I took my back for a gentle stretching walk around the streets, catching this town in the act of its ‘paseo’, or its gentle evening stroll. For some, it was time to settle at a street cafe and enjoy a little wine or coffee and watch those strolling past. Once I had enjoyed the walk, I stopped into a friendly tapas bar for some really amazing tapas and a glass of the local red.

Despite my walking and stretching, I slept badly. Each time I turned on my right side, I awoke. The street was busy at 11pm, 1am, 3am with people enjoying the craic. As dawn carved its stately arc across the mountain tops, and the doors of the breakfast hall were cast open, I was up, planning on a siesta to fill in for the disturbed night. And here I am, at siesta time, writing.

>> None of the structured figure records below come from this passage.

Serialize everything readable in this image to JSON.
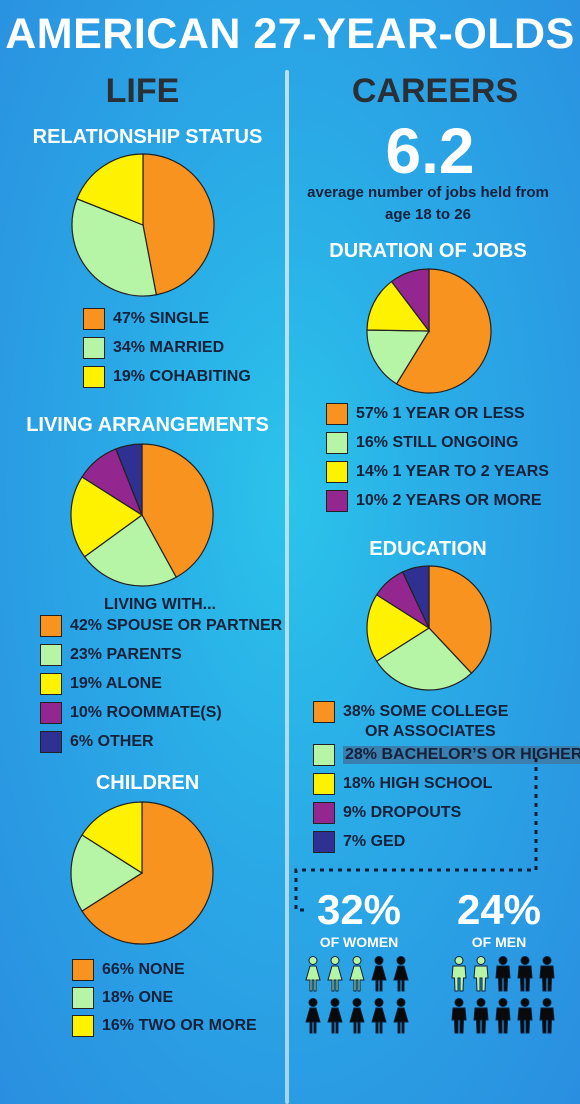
{
  "title": "AMERICAN 27-YEAR-OLDS",
  "life": {
    "heading": "LIFE",
    "relationship": {
      "heading": "RELATIONSHIP STATUS",
      "items": [
        {
          "label": "47% SINGLE",
          "value": 47,
          "color": "#f7931e"
        },
        {
          "label": "34% MARRIED",
          "value": 34,
          "color": "#b7f5a6"
        },
        {
          "label": "19% COHABITING",
          "value": 19,
          "color": "#fff200"
        }
      ]
    },
    "living": {
      "heading": "LIVING ARRANGEMENTS",
      "subheading": "LIVING WITH...",
      "items": [
        {
          "label": "42% SPOUSE OR PARTNER",
          "value": 42,
          "color": "#f7931e"
        },
        {
          "label": "23% PARENTS",
          "value": 23,
          "color": "#b7f5a6"
        },
        {
          "label": "19% ALONE",
          "value": 19,
          "color": "#fff200"
        },
        {
          "label": "10% ROOMMATE(S)",
          "value": 10,
          "color": "#93278f"
        },
        {
          "label": "6%   OTHER",
          "value": 6,
          "color": "#2e3192"
        }
      ]
    },
    "children": {
      "heading": "CHILDREN",
      "items": [
        {
          "label": "66% NONE",
          "value": 66,
          "color": "#f7931e"
        },
        {
          "label": "18% ONE",
          "value": 18,
          "color": "#b7f5a6"
        },
        {
          "label": "16% TWO OR MORE",
          "value": 16,
          "color": "#fff200"
        }
      ]
    }
  },
  "careers": {
    "heading": "CAREERS",
    "jobs_number": "6.2",
    "jobs_desc_1": "average number of jobs held from",
    "jobs_desc_2": "age 18 to 26",
    "duration": {
      "heading": "DURATION OF JOBS",
      "items": [
        {
          "label": "57% 1 YEAR OR LESS",
          "value": 57,
          "color": "#f7931e"
        },
        {
          "label": "16% STILL ONGOING",
          "value": 16,
          "color": "#b7f5a6"
        },
        {
          "label": "14% 1 YEAR TO 2 YEARS",
          "value": 14,
          "color": "#fff200"
        },
        {
          "label": "10% 2 YEARS OR MORE",
          "value": 10,
          "color": "#93278f"
        }
      ]
    },
    "education": {
      "heading": "EDUCATION",
      "items": [
        {
          "label": "38% SOME COLLEGE",
          "label2": "OR ASSOCIATES",
          "value": 38,
          "color": "#f7931e"
        },
        {
          "label": "28% BACHELOR’S OR HIGHER",
          "value": 28,
          "color": "#b7f5a6"
        },
        {
          "label": "18% HIGH SCHOOL",
          "value": 18,
          "color": "#fff200"
        },
        {
          "label": "9%  DROPOUTS",
          "value": 9,
          "color": "#93278f"
        },
        {
          "label": "7%   GED",
          "value": 7,
          "color": "#2e3192"
        }
      ]
    },
    "women_pct": "32%",
    "women_label": "OF WOMEN",
    "men_pct": "24%",
    "men_label": "OF MEN",
    "women_highlighted": 3,
    "men_highlighted": 2,
    "figure_count": 10
  },
  "chart_data": [
    {
      "type": "pie",
      "title": "RELATIONSHIP STATUS",
      "categories": [
        "SINGLE",
        "MARRIED",
        "COHABITING"
      ],
      "values": [
        47,
        34,
        19
      ]
    },
    {
      "type": "pie",
      "title": "LIVING ARRANGEMENTS",
      "categories": [
        "SPOUSE OR PARTNER",
        "PARENTS",
        "ALONE",
        "ROOMMATE(S)",
        "OTHER"
      ],
      "values": [
        42,
        23,
        19,
        10,
        6
      ]
    },
    {
      "type": "pie",
      "title": "CHILDREN",
      "categories": [
        "NONE",
        "ONE",
        "TWO OR MORE"
      ],
      "values": [
        66,
        18,
        16
      ]
    },
    {
      "type": "pie",
      "title": "DURATION OF JOBS",
      "categories": [
        "1 YEAR OR LESS",
        "STILL ONGOING",
        "1 YEAR TO 2 YEARS",
        "2 YEARS OR MORE"
      ],
      "values": [
        57,
        16,
        14,
        10
      ]
    },
    {
      "type": "pie",
      "title": "EDUCATION",
      "categories": [
        "SOME COLLEGE OR ASSOCIATES",
        "BACHELOR’S OR HIGHER",
        "HIGH SCHOOL",
        "DROPOUTS",
        "GED"
      ],
      "values": [
        38,
        28,
        18,
        9,
        7
      ]
    }
  ]
}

But it got me thinking of something I read years ago about the “Two Sleeps Theory”. Have you come across it before? There are numerous articles – some academic, some a little more accessible, that dive into the theory of how we humans ‘used’ to sleep in two night-time segments (I suppose Spain may have been a 3-sleep culture, allowing for the siesta!)

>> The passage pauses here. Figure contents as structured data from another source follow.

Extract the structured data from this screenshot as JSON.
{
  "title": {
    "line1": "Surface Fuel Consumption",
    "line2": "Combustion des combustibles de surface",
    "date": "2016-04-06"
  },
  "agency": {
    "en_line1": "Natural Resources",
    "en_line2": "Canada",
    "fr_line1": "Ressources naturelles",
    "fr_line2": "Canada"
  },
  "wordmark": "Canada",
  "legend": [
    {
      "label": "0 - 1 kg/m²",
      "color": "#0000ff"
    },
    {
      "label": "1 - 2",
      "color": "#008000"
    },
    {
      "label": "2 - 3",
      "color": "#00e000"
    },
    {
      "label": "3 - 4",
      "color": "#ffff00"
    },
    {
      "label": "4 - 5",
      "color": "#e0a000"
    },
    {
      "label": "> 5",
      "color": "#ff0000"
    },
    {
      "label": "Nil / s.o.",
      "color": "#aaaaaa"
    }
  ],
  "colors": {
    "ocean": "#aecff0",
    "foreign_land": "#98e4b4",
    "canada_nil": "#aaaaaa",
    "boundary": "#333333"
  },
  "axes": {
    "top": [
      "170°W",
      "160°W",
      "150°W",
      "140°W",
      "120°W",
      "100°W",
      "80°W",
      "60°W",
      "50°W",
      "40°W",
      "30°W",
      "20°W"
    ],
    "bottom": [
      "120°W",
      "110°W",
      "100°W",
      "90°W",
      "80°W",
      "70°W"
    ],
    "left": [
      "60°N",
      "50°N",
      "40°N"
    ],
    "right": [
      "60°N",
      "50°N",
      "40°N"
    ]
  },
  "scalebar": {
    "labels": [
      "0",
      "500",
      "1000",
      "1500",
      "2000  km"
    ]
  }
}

In the days before industrialisation in Western cultures, it appears that we had two sleeps per night. And for some in the Global South, two night-time sleeps remains the norm. Typically, the first sleep would last for about 4 hours and start an hour or two after sun down, and would be followed by a period of activity. The second sleep would be a further 3-4 hours.

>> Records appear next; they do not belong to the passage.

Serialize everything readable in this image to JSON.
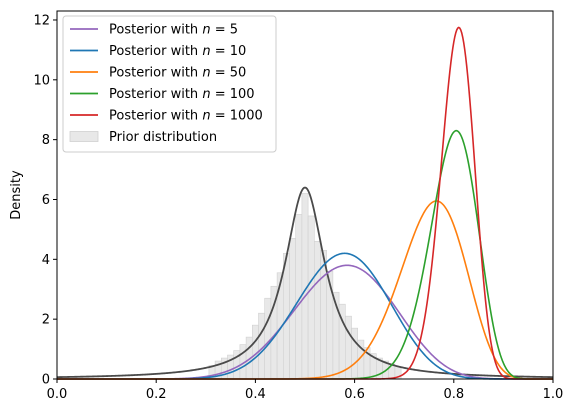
{
  "chart_data": {
    "type": "line",
    "title": "",
    "xlabel": "",
    "ylabel": "Density",
    "xlim": [
      0.0,
      1.0
    ],
    "ylim": [
      0,
      12.3
    ],
    "x_ticks": [
      "0.0",
      "0.2",
      "0.4",
      "0.6",
      "0.8",
      "1.0"
    ],
    "y_ticks": [
      "0",
      "2",
      "4",
      "6",
      "8",
      "10",
      "12"
    ],
    "grid": false,
    "legend_position": "top-left",
    "series": [
      {
        "name": "Posterior with $n = 5$",
        "legend_label": "Posterior with ",
        "legend_math": "n",
        "legend_value": " = 5",
        "color": "#9467bd",
        "kind": "beta",
        "mode": 0.585,
        "peak": 3.8
      },
      {
        "name": "Posterior with $n = 10$",
        "legend_label": "Posterior with ",
        "legend_math": "n",
        "legend_value": " = 10",
        "color": "#1f77b4",
        "kind": "beta",
        "mode": 0.58,
        "peak": 4.2
      },
      {
        "name": "Posterior with $n = 50$",
        "legend_label": "Posterior with ",
        "legend_math": "n",
        "legend_value": " = 50",
        "color": "#ff7f0e",
        "kind": "beta",
        "mode": 0.765,
        "peak": 5.95
      },
      {
        "name": "Posterior with $n = 100$",
        "legend_label": "Posterior with ",
        "legend_math": "n",
        "legend_value": " = 100",
        "color": "#2ca02c",
        "kind": "beta",
        "mode": 0.805,
        "peak": 8.3
      },
      {
        "name": "Posterior with $n = 1000$",
        "legend_label": "Posterior with ",
        "legend_math": "n",
        "legend_value": " = 1000",
        "color": "#d62728",
        "kind": "beta",
        "mode": 0.81,
        "peak": 11.75
      }
    ],
    "prior_line": {
      "color": "#4a4a4a",
      "center": 0.5,
      "peak": 6.4,
      "shape": "cauchy"
    },
    "prior_histogram": {
      "name": "Prior distribution",
      "color": "#e8e8e8",
      "edge_color": "#d0d0d0",
      "bin_width": 0.0125,
      "bins": [
        [
          0.3125,
          0.45
        ],
        [
          0.325,
          0.6
        ],
        [
          0.3375,
          0.7
        ],
        [
          0.35,
          0.8
        ],
        [
          0.3625,
          0.95
        ],
        [
          0.375,
          1.15
        ],
        [
          0.3875,
          1.4
        ],
        [
          0.4,
          1.8
        ],
        [
          0.4125,
          2.2
        ],
        [
          0.425,
          2.7
        ],
        [
          0.4375,
          3.1
        ],
        [
          0.45,
          3.55
        ],
        [
          0.4625,
          4.2
        ],
        [
          0.475,
          4.7
        ],
        [
          0.4875,
          5.5
        ],
        [
          0.5,
          6.2
        ],
        [
          0.5125,
          5.45
        ],
        [
          0.525,
          4.6
        ],
        [
          0.5375,
          4.3
        ],
        [
          0.55,
          3.6
        ],
        [
          0.5625,
          2.9
        ],
        [
          0.575,
          2.5
        ],
        [
          0.5875,
          2.1
        ],
        [
          0.6,
          1.7
        ],
        [
          0.6125,
          1.3
        ],
        [
          0.625,
          1.05
        ],
        [
          0.6375,
          0.85
        ],
        [
          0.65,
          0.7
        ],
        [
          0.6625,
          0.6
        ],
        [
          0.675,
          0.5
        ],
        [
          0.6875,
          0.42
        ]
      ]
    }
  }
}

The interlude between sleeps might have been a time to catch up on correspondence or reading, or having a chat (or other forms of intercourse) with your ‘bedfellow’. People might have had a snack or used the bathroom.

The evidence is there, according to a detailed paper written by Roger Ekirch, for a long two-sleeps tradition from ancient times to the modern day. For those of us in the West, the culture-memory of this great tradition has long since faded. Yet there are traces of it if you look closely enough, in archives, mentions in poetry, in paintings and court records. It would have been the way that things were, the common-sense way to sleep.

I wonder why it was ditched? As ever, the answer may depend on your perspective. I’d put it down to capitalism, of course… the focus on work (and going ‘out’ to work) meant that the week was split up into work time and leisure time and – I suspect – people spent rather less time on rest and inter-resting activities like the night-time interlude. But have no doubt – the ‘tradition’ of the 8-hour sleep and feeling that we’ve failed to have a ‘good sleep’ if we don’t get 7 or 8 hours is not what we were built to do, not if the old 2-sleep norm had persisted. I like the idea of a night-time snack, I must confess. Perhaps the task of getting up in the night (at least for men over 40) is a bodily hangover from 2-Sleeps-History?

Well, these are the things that tickle your brain when you’ve not slept very much at all. Perhaps if I’m quick (and don’t mind the bustle of the street), I could still fit in a 30 minute nap before a pre-prandial tipple?